Я на минуту задумался, потом медленно спросил:
– Наверно, на это немало времени ушло?
– Немало. Тому мегаполису, где мы проходили, тридцать тысяч лет. С тех пор как здесь зародилась прежняя раса, Солнце притянуло еще две планеты.
– А Исходная пещера? – спросил я вдруг. – Что там было раньше?
– Ты никогда не спрашивал старейшин?
– Не приходило в голову.
– На самом деле это сеть пещер, и она покрывает почти всю планету. В нижних уровнях находится источник радиации. Если в деревне начался генетический застой, можно спуститься в пещеры и устроить локальную перетасовку генов. Но мы от этого отказались еще тысячу лет назад. А радиация никуда не ушла, разумеется. Мы шиты по человеческим лекалам, но природа наша усложняется, и чем дальше, тем нам трудней соответствовать идеалу. У нормов все больше вариаций, клетки переполнены отверженными. Вот в каком мире ты живешь, Лоби.
– А мифология тут при чем? – Я подустал от его монолога.

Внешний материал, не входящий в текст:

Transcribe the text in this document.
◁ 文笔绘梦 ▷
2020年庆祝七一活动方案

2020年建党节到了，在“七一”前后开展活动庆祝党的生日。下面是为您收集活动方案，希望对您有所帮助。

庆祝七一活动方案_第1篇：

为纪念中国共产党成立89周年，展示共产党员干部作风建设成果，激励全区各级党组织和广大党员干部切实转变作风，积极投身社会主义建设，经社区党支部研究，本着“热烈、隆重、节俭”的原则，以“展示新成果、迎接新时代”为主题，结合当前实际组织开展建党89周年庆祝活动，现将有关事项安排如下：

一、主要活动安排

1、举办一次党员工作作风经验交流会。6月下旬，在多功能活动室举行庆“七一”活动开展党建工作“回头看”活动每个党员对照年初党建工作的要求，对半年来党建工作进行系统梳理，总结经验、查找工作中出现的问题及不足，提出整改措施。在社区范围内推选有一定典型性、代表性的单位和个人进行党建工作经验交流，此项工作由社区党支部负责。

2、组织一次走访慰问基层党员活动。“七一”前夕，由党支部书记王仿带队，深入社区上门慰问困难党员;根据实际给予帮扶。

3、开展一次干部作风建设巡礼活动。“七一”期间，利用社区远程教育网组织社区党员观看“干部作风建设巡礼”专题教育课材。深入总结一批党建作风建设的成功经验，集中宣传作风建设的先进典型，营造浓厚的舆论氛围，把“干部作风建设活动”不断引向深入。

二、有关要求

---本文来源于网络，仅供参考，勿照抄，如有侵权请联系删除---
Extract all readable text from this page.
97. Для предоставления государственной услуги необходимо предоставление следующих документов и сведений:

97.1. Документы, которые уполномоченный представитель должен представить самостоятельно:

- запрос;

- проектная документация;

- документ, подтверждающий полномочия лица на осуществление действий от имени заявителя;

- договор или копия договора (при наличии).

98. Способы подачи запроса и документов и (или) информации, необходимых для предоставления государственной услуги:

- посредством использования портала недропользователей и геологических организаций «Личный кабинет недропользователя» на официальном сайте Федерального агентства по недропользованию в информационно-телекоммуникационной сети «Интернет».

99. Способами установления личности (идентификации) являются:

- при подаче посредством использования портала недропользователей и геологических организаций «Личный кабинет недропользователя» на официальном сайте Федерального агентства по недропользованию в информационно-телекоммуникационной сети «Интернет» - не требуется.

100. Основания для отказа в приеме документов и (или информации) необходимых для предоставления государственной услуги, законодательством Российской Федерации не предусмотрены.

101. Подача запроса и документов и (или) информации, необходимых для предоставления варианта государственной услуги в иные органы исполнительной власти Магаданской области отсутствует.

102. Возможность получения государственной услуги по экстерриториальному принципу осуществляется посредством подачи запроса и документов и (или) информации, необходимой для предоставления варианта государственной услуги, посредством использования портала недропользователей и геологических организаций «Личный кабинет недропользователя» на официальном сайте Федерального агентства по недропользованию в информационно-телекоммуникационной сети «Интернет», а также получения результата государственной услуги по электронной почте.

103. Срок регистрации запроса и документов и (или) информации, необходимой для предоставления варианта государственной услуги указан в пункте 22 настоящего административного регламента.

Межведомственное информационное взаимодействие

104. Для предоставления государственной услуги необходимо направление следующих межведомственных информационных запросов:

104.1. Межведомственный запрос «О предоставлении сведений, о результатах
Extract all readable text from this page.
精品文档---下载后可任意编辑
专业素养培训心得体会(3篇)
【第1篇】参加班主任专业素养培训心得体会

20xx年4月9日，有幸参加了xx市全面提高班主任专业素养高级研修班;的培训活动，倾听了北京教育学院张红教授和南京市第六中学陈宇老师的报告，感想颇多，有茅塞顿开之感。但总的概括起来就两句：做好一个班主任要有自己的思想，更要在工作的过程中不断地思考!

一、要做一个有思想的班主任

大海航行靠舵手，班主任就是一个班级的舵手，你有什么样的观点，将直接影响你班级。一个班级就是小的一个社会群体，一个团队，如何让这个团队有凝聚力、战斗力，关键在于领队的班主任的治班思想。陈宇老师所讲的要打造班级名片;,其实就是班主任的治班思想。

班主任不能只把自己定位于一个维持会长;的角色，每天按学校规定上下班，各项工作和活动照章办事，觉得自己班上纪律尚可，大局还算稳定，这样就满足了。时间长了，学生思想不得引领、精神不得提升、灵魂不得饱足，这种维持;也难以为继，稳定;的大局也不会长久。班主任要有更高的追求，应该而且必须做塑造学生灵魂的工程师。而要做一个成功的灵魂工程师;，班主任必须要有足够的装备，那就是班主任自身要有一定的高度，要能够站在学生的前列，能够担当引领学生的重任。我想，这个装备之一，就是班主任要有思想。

– Вспомни мой первый вопрос.
– Что я знаю о мифологии?
– Да. И ответ мне нужен не по Эйнштейну, а по Гёделю. Я не хочу знать, что у мифов внутри, как они звенят и поют медью и заставляют петь друг друга. Мне не нужен их генезис, границы и сияющая суть. Какие они на вид? Какие на ощупь? Что чувствуешь, когда задеваешь их плечом на темной дороге, когда видишь, как они отступают в туман? Тяжело это – когда они, подобравшись сзади, прыгают тебе на закорки? Как тот, кто уже несет на себе два мифа, решается взвалить на спину третий? Кто ты, Лоби?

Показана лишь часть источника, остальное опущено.